I'm out. Going sailing.

Dan C.


----------



## Jeffh (Oct 4, 2006)

Excellent ride gang, :thumbsup: The Garmin edge 305 had the total ascent @ 6476ft and here are the Motion Based numbers that are a little high on the climbing.

What a weekend ! , After Baycat's mtbr ride yesterday and Sean's ride today, I logged in 94 miles and 10,793 ft. of climb for two days wow !  

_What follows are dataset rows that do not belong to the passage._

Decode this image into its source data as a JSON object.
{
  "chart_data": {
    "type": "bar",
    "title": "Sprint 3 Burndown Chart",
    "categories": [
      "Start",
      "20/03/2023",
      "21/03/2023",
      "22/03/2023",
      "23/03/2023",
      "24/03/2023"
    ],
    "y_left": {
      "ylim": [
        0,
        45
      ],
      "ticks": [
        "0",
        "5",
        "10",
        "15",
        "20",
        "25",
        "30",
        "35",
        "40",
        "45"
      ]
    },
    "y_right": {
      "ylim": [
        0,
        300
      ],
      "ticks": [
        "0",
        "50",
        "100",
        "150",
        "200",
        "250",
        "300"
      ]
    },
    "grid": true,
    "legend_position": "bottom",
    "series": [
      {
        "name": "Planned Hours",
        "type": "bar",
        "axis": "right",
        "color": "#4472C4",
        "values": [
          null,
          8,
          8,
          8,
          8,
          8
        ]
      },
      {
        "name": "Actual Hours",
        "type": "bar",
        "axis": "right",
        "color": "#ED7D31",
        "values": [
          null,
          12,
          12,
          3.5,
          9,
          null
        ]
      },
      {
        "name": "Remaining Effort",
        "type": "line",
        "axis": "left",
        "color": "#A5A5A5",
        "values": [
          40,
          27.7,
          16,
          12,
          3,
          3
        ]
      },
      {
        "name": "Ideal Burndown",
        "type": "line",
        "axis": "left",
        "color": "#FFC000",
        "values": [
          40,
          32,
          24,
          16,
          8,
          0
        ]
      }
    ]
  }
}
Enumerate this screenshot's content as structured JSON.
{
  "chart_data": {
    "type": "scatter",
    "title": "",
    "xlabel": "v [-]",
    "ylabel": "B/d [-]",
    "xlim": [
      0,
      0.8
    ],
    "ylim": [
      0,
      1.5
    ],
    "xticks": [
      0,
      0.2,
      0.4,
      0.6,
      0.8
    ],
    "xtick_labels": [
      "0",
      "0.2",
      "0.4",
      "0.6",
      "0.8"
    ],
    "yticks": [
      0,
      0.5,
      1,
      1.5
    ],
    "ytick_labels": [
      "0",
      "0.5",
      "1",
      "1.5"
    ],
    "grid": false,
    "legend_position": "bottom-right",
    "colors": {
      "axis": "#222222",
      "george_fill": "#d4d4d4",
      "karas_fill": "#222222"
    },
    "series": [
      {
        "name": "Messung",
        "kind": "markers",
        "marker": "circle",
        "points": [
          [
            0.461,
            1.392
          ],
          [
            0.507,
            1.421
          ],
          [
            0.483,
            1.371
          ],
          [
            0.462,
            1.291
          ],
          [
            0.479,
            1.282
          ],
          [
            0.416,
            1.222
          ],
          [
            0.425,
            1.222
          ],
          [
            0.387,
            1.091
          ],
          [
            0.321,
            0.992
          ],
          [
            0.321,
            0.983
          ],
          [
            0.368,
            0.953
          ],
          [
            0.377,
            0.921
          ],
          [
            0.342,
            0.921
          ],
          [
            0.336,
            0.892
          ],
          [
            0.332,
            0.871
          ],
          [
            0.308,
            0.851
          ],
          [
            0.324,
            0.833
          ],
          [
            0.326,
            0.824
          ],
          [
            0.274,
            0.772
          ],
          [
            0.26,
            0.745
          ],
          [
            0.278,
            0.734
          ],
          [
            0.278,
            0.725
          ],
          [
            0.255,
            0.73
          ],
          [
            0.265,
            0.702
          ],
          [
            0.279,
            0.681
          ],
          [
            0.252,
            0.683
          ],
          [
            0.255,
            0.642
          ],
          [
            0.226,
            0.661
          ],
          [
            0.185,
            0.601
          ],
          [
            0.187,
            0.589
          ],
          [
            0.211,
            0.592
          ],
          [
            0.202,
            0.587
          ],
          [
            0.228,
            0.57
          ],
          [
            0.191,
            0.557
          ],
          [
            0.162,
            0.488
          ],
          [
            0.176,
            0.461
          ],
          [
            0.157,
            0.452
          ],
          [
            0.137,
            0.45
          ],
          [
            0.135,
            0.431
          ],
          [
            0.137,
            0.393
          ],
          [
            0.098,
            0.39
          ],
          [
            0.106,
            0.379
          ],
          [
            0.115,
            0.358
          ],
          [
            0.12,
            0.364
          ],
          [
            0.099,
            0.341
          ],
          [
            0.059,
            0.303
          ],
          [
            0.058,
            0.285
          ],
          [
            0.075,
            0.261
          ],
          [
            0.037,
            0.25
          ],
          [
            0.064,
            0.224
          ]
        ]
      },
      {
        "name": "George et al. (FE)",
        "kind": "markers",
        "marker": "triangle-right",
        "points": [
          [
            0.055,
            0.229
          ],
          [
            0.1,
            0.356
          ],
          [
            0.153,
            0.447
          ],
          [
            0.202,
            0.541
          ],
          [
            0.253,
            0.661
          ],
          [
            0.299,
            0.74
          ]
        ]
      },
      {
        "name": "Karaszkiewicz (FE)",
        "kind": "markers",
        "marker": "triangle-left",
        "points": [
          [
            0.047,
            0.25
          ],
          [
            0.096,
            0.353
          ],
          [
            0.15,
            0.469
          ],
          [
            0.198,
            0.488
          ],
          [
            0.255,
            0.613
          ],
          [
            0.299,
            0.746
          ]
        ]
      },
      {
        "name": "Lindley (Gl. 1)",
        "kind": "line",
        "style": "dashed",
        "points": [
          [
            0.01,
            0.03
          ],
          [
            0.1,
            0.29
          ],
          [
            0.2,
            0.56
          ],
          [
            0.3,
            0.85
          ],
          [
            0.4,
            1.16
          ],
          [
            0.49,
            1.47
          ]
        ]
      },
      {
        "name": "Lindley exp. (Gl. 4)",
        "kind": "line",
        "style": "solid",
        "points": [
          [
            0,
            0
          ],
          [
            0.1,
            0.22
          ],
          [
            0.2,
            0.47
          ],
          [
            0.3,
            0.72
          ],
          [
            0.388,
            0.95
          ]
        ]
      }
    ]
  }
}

http://trail.motionbased.com/trail/...unitSystemPkValue=2&episodePk.pkValue=1482850

-Jeff


----------



## smw (Mar 7, 2006)

Jefff said:


> Excellent ride gang, :thumbsup: The Garmin edge 305 had the total ascent @ 6476ft and here are the Motion Based numbers that are a little high on the climbing.
> 
> What a weekend ! , After Baycat's mtbr ride yesterday and Sean's ride today, I logged in 94 miles and 10,793 ft. of climb for two days wow !
> 
> ...



Great ride everybody. Sorry the pics were'nt better, but you were always ahead of me.


----------



## azuredrptp (Feb 8, 2006)

Looks like a great ride! Thanks for sharing the photos!


----------



## rensho (Aug 5, 2003)

Hey, who's that good looking guy on the LOOK bicycle? ;-)

Fun times guys. Let's make sure we get 4-5 more of these rides in before new year.


----------



## smw (Mar 7, 2006)

Ok, if you insist. Im game for another one, just say when. Maybe Francis and Derek will make this one.:idea:


----------